The number, about 1.2 million residents, is nearly a 60 percent increase from 2012.
“Last year was an unprecedented year for high volume and high profile data breaches. I alone had my information breached four times,” said Undersecretary of Consumer Affairs and Business Regulation Barbara Anthony in a statement accompanying the 2013 Data Privacy Report Thursday.
The number is likely bloated by the massive Target breach at the tail end of 2013. Target operates 36 stores in Massachusetts and almost 950,000 Mass. residents, 80 percent of all the state’s breach victims, were affected by last winter’s hack. Yet as the report notes, if the Target numbers are discounted, fewer residents were actually breached in 2013 than 2012. The drop – almost a 36 percent dip – is something the state is attributing to what it calls its “stringent and protective” data security laws.
In 2007 (.PDF) Massachusetts became the 39th state to enact personal data breach legislation when Governor Deval Patrick asked all businesses to collectively notify the attorney general, the director of consumer affairs and business regulation, along with the affected resident when a breach occurs.
As is to be expected, the bulk of breaches reported to the state – 76 percent –revolved around credit or debit information pilfered from payment processing centers and retail establishments.
The lion’s share of these breaches dealt with information that was stolen from a third party, when either a point of sale terminal or a PIN pad was compromised.
The Briar Group, a Boston-based restaurant chain that was fined by the state in 2011 after hackers got customers’ credit and debit card information, was breached again last fall. The group, which owns 10 restaurants and bars in Boston, reported in December that hackers had again made off with customer names, credit-card numbers, and expiration dates.
In a very distance second place, 88 data breaches comprising 5 percent of the total affected the health care field. Many schools and universities were hit hard in 2013 including the University of Massachusetts Center for Language, Speech, and Hearing, which experienced a data breach that affected about 1,600 patients when malware infected a workstation containing patient data last summer. Concord, Mass.-based Adult & Pediatric Dermatology was forced to pay $150,000 as a result of a data breach as well last year.

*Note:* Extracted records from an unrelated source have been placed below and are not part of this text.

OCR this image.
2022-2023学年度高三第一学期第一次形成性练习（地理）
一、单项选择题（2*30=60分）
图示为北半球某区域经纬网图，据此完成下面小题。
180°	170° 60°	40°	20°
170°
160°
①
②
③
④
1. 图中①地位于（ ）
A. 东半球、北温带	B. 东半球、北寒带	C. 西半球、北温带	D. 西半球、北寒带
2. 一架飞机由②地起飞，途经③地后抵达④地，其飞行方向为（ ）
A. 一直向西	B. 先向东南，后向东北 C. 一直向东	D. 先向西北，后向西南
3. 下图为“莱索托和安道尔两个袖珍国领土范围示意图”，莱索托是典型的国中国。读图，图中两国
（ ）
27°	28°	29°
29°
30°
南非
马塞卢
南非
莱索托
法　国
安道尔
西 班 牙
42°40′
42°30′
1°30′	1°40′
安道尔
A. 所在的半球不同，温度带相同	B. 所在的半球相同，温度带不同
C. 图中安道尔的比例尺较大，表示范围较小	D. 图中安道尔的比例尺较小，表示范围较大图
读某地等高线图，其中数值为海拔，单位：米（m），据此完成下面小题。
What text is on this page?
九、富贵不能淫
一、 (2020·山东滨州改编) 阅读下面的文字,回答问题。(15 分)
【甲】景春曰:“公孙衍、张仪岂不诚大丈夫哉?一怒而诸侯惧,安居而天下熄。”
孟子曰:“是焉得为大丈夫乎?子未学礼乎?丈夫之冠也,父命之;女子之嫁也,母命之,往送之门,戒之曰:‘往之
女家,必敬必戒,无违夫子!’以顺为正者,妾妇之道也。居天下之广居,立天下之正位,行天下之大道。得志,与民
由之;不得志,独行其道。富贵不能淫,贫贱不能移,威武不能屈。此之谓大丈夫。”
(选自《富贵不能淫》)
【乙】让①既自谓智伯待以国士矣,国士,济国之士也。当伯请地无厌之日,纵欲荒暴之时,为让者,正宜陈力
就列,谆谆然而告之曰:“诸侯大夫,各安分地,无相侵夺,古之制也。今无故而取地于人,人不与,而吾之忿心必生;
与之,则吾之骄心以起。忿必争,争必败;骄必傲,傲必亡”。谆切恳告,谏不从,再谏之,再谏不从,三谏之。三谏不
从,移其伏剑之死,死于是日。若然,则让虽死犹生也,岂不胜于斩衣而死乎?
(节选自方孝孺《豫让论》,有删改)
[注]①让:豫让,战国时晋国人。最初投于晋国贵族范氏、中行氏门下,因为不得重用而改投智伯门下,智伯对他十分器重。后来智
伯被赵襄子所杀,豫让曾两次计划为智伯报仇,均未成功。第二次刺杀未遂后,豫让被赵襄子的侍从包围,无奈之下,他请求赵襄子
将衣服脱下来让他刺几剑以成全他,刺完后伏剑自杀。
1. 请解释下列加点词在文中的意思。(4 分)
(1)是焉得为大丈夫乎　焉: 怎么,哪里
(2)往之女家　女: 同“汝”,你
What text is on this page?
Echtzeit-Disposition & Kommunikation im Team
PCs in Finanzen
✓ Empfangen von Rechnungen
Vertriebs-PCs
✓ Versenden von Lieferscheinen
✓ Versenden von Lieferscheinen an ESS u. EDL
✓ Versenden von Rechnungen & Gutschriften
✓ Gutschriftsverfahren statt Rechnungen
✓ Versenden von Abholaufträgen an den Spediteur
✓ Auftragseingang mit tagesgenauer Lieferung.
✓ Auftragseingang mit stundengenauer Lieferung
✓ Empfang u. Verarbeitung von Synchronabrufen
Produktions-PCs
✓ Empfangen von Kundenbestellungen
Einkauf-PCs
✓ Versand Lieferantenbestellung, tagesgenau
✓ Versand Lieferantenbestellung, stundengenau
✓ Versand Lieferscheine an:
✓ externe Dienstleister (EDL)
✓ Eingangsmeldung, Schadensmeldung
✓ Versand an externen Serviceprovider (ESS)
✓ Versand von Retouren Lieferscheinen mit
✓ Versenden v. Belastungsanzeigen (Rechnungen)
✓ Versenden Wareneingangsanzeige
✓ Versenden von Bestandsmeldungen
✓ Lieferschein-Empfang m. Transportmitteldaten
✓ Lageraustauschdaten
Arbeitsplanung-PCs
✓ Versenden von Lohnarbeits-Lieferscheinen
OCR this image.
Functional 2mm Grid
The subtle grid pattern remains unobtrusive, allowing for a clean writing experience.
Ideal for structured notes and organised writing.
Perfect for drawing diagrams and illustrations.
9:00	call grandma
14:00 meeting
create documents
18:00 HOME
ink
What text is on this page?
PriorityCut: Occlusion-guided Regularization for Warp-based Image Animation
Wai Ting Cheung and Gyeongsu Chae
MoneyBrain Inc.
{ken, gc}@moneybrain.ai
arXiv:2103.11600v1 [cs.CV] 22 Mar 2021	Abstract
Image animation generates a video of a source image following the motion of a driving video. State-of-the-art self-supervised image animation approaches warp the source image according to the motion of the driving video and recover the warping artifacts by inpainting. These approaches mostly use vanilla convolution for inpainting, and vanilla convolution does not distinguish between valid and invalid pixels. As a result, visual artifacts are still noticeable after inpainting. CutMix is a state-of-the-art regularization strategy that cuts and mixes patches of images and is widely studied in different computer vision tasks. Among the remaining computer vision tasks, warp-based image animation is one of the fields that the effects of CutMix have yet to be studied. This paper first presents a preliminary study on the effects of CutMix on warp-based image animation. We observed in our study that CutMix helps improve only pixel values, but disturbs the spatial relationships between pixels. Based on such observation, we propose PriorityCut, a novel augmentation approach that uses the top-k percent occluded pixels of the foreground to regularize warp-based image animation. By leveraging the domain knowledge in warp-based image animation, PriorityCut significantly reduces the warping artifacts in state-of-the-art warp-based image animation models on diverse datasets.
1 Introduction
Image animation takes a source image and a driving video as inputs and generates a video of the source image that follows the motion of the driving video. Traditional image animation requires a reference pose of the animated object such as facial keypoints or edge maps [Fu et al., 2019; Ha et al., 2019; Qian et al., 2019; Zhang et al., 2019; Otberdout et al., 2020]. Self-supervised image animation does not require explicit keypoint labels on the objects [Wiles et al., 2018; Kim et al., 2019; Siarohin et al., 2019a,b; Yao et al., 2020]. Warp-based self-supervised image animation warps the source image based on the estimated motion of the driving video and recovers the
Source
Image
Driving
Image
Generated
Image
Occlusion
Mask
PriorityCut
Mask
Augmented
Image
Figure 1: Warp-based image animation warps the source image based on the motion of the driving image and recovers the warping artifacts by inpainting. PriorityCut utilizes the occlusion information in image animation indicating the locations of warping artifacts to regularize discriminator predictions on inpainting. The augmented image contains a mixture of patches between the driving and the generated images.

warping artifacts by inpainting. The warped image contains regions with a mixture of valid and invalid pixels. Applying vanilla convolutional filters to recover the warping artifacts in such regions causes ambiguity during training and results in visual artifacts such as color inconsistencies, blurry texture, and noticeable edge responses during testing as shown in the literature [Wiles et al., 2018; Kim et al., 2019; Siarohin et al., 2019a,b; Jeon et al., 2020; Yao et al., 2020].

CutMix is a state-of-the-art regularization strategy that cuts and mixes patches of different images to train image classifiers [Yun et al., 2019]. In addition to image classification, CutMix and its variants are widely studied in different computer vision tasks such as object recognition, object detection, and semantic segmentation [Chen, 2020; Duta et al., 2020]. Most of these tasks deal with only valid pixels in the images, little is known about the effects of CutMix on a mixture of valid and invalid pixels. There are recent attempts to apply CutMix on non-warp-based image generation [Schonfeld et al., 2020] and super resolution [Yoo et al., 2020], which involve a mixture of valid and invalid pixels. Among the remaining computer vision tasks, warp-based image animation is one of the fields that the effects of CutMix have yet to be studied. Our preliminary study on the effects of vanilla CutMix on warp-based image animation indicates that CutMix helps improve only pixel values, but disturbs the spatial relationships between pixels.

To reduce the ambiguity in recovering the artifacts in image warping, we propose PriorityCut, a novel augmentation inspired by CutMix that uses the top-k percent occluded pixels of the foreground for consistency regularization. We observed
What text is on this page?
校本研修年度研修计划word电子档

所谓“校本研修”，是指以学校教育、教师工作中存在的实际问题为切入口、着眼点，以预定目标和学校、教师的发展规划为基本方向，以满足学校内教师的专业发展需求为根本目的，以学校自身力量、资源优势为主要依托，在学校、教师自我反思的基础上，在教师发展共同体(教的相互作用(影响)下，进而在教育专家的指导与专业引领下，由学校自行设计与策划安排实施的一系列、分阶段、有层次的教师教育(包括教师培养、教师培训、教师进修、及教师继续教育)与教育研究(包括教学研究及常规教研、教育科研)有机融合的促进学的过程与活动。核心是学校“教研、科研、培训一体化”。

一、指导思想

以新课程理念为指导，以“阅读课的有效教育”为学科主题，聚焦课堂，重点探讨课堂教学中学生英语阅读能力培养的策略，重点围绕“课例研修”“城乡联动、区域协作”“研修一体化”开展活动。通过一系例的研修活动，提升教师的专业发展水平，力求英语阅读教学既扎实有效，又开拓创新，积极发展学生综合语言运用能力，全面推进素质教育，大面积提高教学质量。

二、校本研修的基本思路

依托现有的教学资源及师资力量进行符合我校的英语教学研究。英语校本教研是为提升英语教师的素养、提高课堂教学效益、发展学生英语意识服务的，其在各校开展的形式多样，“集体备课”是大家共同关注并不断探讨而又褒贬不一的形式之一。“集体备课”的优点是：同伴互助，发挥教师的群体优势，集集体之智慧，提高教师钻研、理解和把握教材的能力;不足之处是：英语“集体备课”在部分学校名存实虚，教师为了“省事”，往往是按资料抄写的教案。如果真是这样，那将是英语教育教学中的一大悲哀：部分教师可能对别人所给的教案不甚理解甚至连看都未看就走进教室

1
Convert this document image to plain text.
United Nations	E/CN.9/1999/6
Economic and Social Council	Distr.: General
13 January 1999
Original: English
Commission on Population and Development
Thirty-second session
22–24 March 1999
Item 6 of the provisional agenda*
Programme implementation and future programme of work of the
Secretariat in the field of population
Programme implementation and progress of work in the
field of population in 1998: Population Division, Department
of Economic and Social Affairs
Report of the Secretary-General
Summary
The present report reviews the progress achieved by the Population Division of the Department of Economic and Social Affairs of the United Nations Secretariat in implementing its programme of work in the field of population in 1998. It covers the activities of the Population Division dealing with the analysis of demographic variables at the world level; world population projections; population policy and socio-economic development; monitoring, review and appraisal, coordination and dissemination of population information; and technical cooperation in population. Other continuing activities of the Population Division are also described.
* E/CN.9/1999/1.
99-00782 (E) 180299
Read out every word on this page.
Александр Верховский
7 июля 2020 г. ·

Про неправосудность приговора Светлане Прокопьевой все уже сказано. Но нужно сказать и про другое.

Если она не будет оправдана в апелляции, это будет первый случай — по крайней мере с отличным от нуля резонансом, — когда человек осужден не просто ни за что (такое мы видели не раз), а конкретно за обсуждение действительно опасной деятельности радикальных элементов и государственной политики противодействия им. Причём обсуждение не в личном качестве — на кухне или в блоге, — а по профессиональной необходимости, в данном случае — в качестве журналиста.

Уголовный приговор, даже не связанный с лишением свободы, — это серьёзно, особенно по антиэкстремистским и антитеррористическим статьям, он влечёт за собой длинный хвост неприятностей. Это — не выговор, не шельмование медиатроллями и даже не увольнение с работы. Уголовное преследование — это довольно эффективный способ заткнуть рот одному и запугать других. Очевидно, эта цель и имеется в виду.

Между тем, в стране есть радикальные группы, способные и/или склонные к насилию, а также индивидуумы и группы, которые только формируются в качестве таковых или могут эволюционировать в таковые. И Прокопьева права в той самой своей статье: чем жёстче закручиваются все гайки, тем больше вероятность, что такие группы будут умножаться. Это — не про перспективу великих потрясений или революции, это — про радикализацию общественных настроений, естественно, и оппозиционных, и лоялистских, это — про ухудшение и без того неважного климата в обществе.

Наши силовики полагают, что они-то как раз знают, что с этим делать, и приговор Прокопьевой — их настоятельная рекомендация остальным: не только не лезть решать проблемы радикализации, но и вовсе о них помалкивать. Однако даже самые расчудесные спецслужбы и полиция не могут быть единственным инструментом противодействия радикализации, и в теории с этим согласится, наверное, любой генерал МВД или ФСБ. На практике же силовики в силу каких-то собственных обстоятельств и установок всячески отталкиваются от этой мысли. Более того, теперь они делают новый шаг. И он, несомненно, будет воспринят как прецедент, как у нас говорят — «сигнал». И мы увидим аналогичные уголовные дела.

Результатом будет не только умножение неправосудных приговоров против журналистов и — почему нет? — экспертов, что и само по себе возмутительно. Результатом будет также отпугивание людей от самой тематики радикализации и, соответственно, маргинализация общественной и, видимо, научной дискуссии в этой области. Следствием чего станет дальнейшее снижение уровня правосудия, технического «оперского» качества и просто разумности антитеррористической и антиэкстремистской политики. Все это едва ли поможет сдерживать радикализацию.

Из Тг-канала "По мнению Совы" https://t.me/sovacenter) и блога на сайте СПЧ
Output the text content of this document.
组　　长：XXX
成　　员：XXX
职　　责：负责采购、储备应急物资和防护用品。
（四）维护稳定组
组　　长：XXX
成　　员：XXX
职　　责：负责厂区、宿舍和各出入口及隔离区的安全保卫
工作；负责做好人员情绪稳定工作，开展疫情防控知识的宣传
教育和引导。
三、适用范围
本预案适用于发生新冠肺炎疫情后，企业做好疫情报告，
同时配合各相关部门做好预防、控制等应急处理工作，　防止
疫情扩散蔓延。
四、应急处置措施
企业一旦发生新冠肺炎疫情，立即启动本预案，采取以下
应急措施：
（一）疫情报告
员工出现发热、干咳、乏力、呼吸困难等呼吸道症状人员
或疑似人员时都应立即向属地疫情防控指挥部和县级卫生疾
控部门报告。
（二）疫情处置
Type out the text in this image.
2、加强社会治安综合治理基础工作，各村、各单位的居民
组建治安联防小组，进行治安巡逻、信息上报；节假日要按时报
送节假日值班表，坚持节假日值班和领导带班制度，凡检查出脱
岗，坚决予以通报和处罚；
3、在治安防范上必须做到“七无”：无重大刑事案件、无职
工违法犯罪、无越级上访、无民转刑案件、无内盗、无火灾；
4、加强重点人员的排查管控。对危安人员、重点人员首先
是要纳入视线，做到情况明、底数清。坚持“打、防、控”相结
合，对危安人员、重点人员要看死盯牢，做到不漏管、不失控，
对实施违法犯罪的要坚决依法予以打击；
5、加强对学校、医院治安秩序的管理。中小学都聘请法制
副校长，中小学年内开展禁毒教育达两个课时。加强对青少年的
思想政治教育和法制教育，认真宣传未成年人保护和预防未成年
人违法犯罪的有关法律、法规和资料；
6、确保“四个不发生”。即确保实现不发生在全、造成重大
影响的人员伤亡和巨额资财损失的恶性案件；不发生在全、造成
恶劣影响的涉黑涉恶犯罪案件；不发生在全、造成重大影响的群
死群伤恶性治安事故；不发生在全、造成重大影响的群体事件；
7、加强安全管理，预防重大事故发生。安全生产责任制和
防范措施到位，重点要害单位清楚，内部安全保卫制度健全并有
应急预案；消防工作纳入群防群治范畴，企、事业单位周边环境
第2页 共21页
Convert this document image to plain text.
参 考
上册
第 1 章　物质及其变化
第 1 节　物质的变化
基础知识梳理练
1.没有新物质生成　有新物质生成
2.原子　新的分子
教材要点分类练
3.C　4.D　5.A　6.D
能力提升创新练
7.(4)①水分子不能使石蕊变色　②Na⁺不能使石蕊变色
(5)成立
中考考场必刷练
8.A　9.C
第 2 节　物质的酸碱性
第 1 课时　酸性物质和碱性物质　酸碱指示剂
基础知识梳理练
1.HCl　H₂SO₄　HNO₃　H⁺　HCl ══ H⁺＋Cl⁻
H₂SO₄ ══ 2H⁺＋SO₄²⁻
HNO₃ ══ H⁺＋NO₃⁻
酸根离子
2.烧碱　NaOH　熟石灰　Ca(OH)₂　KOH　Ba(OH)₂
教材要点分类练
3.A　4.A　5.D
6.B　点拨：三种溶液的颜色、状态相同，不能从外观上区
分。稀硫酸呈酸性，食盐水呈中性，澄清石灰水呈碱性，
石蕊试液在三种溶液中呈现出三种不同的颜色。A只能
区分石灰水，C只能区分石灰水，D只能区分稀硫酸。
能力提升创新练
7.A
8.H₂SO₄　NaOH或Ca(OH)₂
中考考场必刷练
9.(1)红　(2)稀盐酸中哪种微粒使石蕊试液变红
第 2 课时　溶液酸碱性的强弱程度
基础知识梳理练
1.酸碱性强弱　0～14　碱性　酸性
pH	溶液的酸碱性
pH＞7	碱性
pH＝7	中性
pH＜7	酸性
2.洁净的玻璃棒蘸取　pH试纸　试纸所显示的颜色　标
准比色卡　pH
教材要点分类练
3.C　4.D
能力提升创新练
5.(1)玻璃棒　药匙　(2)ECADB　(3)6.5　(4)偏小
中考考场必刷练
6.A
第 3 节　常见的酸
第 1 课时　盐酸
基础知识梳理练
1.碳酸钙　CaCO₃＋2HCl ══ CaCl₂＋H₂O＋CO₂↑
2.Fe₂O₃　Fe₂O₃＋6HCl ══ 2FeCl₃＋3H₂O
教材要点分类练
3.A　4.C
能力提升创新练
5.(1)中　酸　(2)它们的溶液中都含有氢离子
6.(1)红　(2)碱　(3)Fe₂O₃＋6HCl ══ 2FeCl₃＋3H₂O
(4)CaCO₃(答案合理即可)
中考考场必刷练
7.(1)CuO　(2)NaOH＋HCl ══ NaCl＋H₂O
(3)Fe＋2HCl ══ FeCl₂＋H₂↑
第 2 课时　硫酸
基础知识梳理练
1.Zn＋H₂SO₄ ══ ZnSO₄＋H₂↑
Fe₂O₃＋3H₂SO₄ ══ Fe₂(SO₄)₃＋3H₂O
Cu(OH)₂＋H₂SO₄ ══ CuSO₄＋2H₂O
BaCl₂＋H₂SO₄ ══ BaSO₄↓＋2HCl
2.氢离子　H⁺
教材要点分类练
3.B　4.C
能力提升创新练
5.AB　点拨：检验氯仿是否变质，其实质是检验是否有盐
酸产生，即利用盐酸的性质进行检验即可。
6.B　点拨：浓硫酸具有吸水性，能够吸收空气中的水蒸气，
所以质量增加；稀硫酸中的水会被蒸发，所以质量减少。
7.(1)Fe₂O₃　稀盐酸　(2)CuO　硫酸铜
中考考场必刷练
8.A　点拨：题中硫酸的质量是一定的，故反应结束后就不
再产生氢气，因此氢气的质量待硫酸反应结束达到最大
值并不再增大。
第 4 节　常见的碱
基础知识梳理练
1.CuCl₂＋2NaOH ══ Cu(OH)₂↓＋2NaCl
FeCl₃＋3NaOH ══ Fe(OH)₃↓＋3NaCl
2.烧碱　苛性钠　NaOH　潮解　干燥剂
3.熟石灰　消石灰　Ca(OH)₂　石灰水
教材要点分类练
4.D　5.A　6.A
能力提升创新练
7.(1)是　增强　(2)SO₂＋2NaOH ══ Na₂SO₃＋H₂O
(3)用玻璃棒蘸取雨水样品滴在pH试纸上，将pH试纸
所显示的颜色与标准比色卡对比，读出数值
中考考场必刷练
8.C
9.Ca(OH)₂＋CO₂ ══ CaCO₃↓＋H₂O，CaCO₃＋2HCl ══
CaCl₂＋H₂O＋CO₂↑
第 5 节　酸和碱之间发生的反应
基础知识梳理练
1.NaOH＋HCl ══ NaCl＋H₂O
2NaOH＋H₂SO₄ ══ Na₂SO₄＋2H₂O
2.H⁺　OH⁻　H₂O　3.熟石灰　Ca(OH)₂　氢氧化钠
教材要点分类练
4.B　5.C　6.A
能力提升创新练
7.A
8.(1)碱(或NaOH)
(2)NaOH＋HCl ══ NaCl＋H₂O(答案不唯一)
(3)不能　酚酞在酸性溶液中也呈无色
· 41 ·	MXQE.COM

While the report plays up the enormity of the Target attack, those numbers aside, perhaps the most surprising figure is the 611 percent jump the Commonwealth saw in breaches affecting the education sector from one year to the next. Nearly 32,000 individuals were affected last year, a far cry compared to the 5,000 or so individuals that were affected in 2012. Likely to blame: A breach that affected Boston’s Berklee College of Music, and its third-party ticket vendor, Vendini Inc., that ultimately compromised the credit card information of nearly 20,000 victims last year.
Recent breaches like last month’s news that popular Massachusetts supermarkets like Star Market and Shaw’s were breached, along with Tuesday’s news that Home Depot, which operates 50 or so stores in the state, was also compromised, suggest Massachusetts’ numbers may increase in the future.